The Emotional Side
Decision making
Individual decision making: We all have different decision making styles, but the construction process is not often structured to accommodate them. While "decisive types" are favored, it is often the synthesizers, who try to make all decisions fit into a consistent context, that get the best results.
- Recommendation: You will be making a lot of decisions (see decision list). This can be overwhelming, and can lead to hurried choices that you may regret later. An architect can simplify the process by narrowing down the field and presenting you with a few good options for each decision. This also keeps you from wasting your time considering products that would not be suitable for functional reasons.
It's important to get guidance from your architect and contractor as to the scheduling of all decisions. Many clients aren't familiar with the long lead times required for fixtures, tile, wallcoverings, etc., and are disappointed to discover that what they really want would cause unacceptable delays in the project.
A fixed-price contract forces you to make more decisions up-front, as these selections form the specifications that the contractor will bid on. Cost-plus contracts allow you to make decisions as you go, but this freedom often leads to delayed decision-making, which adds time and cost to the project. If you do a cost-plus job, you must be very disciplined about product selection.

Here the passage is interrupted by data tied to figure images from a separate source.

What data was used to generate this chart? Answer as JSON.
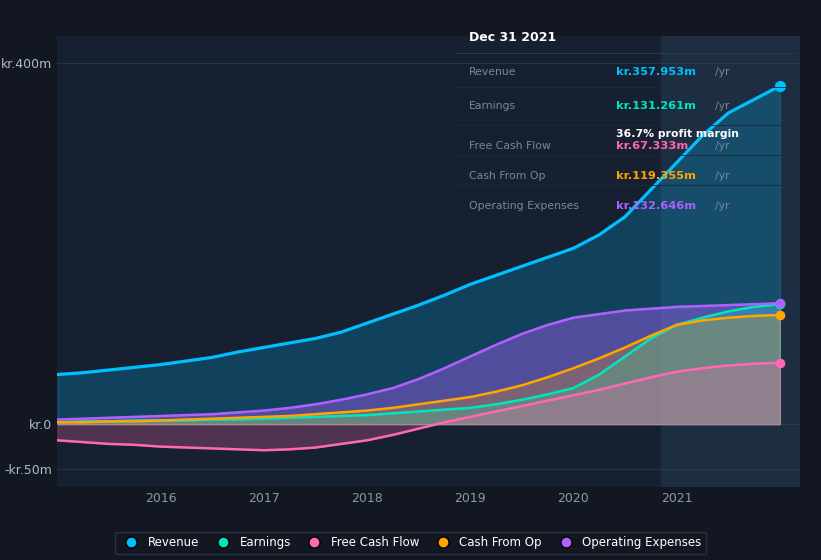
{
  "bg_color": "#131722",
  "chart_bg": "#162030",
  "x_years": [
    2015.0,
    2015.25,
    2015.5,
    2015.75,
    2016.0,
    2016.25,
    2016.5,
    2016.75,
    2017.0,
    2017.25,
    2017.5,
    2017.75,
    2018.0,
    2018.25,
    2018.5,
    2018.75,
    2019.0,
    2019.25,
    2019.5,
    2019.75,
    2020.0,
    2020.25,
    2020.5,
    2020.75,
    2021.0,
    2021.25,
    2021.5,
    2021.75,
    2022.0
  ],
  "revenue": [
    55,
    57,
    60,
    63,
    66,
    70,
    74,
    80,
    85,
    90,
    95,
    102,
    112,
    122,
    132,
    143,
    155,
    165,
    175,
    185,
    195,
    210,
    230,
    260,
    290,
    320,
    345,
    360,
    375
  ],
  "earnings": [
    2,
    3,
    3,
    4,
    4,
    4,
    5,
    5,
    6,
    7,
    8,
    9,
    10,
    12,
    14,
    16,
    18,
    22,
    27,
    33,
    40,
    55,
    75,
    95,
    110,
    118,
    125,
    130,
    133
  ],
  "free_cash_flow": [
    -18,
    -20,
    -22,
    -23,
    -25,
    -26,
    -27,
    -28,
    -29,
    -28,
    -26,
    -22,
    -18,
    -12,
    -5,
    2,
    8,
    14,
    20,
    26,
    32,
    38,
    45,
    52,
    58,
    62,
    65,
    67,
    68
  ],
  "cash_from_op": [
    2,
    2,
    3,
    3,
    4,
    5,
    6,
    7,
    8,
    9,
    11,
    13,
    15,
    18,
    22,
    26,
    30,
    36,
    43,
    52,
    62,
    73,
    85,
    98,
    110,
    115,
    118,
    120,
    121
  ],
  "operating_expenses": [
    5,
    6,
    7,
    8,
    9,
    10,
    11,
    13,
    15,
    18,
    22,
    27,
    33,
    40,
    50,
    62,
    75,
    88,
    100,
    110,
    118,
    122,
    126,
    128,
    130,
    131,
    132,
    133,
    134
  ],
  "revenue_color": "#00bfff",
  "earnings_color": "#00e5c0",
  "fcf_color": "#ff69b4",
  "cashop_color": "#ffa500",
  "opex_color": "#b060ff",
  "xlim": [
    2015.0,
    2022.2
  ],
  "ylim": [
    -70,
    430
  ],
  "yticks": [
    -50,
    0,
    400
  ],
  "ytick_labels": [
    "-kr.50m",
    "kr.0",
    "kr.400m"
  ],
  "xticks": [
    2016,
    2017,
    2018,
    2019,
    2020,
    2021
  ],
  "highlight_x_start": 2020.85,
  "highlight_x_end": 2022.2,
  "info_box": {
    "title": "Dec 31 2021",
    "rows": [
      {
        "label": "Revenue",
        "value": "kr.357.953m",
        "value_color": "#00bfff",
        "extra": null
      },
      {
        "label": "Earnings",
        "value": "kr.131.261m",
        "value_color": "#00e5c0",
        "extra": "36.7% profit margin"
      },
      {
        "label": "Free Cash Flow",
        "value": "kr.67.333m",
        "value_color": "#ff69b4",
        "extra": null
      },
      {
        "label": "Cash From Op",
        "value": "kr.119.355m",
        "value_color": "#ffa500",
        "extra": null
      },
      {
        "label": "Operating Expenses",
        "value": "kr.132.646m",
        "value_color": "#b060ff",
        "extra": null
      }
    ]
  },
  "legend_entries": [
    "Revenue",
    "Earnings",
    "Free Cash Flow",
    "Cash From Op",
    "Operating Expenses"
  ],
  "legend_colors": [
    "#00bfff",
    "#00e5c0",
    "#ff69b4",
    "#ffa500",
    "#b060ff"
  ]
}
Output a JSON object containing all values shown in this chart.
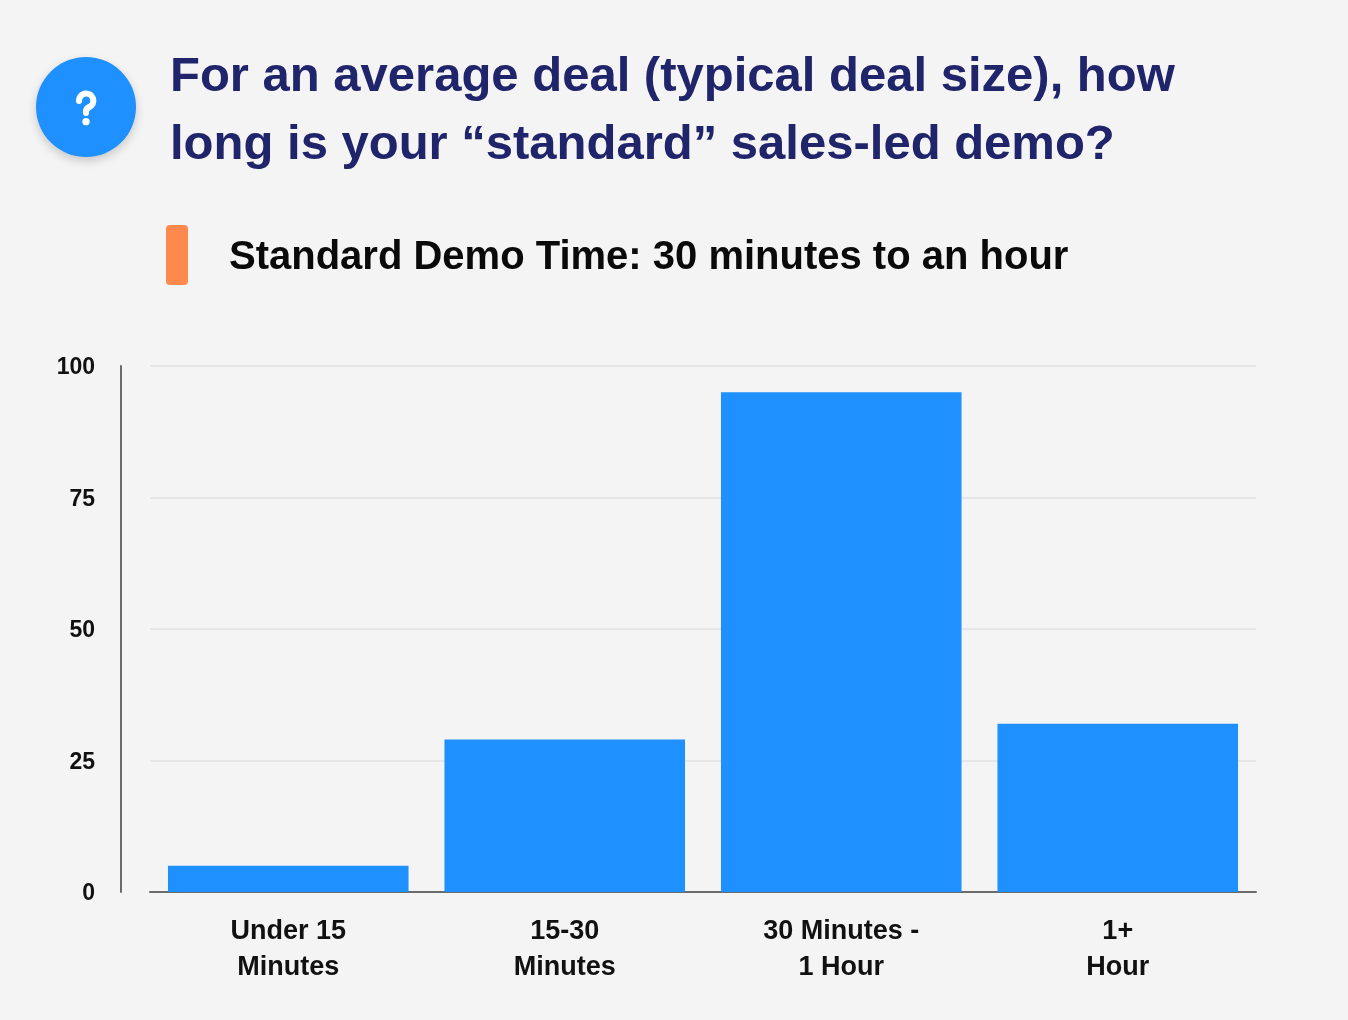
{
  "chart_data": {
    "type": "bar",
    "title": "For an average deal (typical deal size), how long is your “standard” sales-led demo?",
    "subtitle": "Standard Demo Time: 30 minutes to an hour",
    "categories": [
      "Under 15\nMinutes",
      "15-30\nMinutes",
      "30 Minutes -\n1 Hour",
      "1+\nHour"
    ],
    "values": [
      5,
      29,
      95,
      32
    ],
    "color": "#1e90ff",
    "ylim": [
      0,
      100
    ],
    "yticks": [
      0,
      25,
      50,
      75,
      100
    ],
    "grid": "y"
  }
}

Couple's communication and joint decision making: This is the most difficult emotional piece, because it consists of each partner's personality style and how they mesh in regards to the issues itemized above.
I've worked on projects where the couple's communication broke down to the point of wanting to have separate design meetings, so they wouldn't have to make decisions together. This is, of course, an unworkable situation, but highlights the importance of creating a joint decision making structure beforehand.
- Recommendation: As hard as it can be to make design and product selection decisions individually, it's far more challenging to find the common ground with a spouse of partner. Many couples find the experience of making hundreds of design decisions together very stressful, in part because they're not sure of the process. Two of the more common (but less effective) methods of joint decision-making are:
- "I'm in charge" - One person is appointed (or appoints themselves) as the primary decision-maker, the other person throws in their two cents once in a while. Often the woman takes the primary role, perhaps based on the old belief that women are expert in matters of the home, and the man is relegated to paying the bills. A variation of this allows the man limited design input in proscribed areas, usually "his study", or the media room.
Although some men are content to limit their involvement to the choice of speakers and location of the gas grill, we find this minimized role is not best in the long run. From a process standpoint, the man feels left out, which can lead to negative feelings about the whole project (it's not easy to just sign checks and keep your mouth shut). When the project is finished, s/he may find himself unsatisfied with certain aspects and resentful that his ideas were not incorporated, even if he agreed to the process in the first place.
- "Let's take turns" - While it seems fair on the surface, taking turns with design decisions usually indicates a failure to work together. It assumes that there is no common ground, so each person will get some things they like and some they don't. For example, "if you are going to pick that ugly faucet, then I get to pick the kitchen light". Besides leading to a design that is somewhat unsatisfactory to both parties, this method makes it difficult to get a unified and harmonious look throughout the project.
A better method is "Common ground". Each person indicates what they like and why, then the parties work together to find design elements that they both like. This process requires patience and open-mindedness, but gets easier with practice. Communication is the key, as illustrated by this example:
(Bad Process): Jill says, "I like this light" while looking at a brass lamp with a hand-painted shade. (what appealed to her was the shape of the lamp, and the colors in the shade). Mark replies, "Are you nuts?" (He disliked the shininess of the brass and the fish motif on the shade)
(Good Process): Jill says, "I like the shape of this light, and the colors would go well with our couch". Mark replies "It is a nice shape, I wonder if they have it in black or satin brass. Also, I like that other shade with the bird design, the fish on this one look sickly".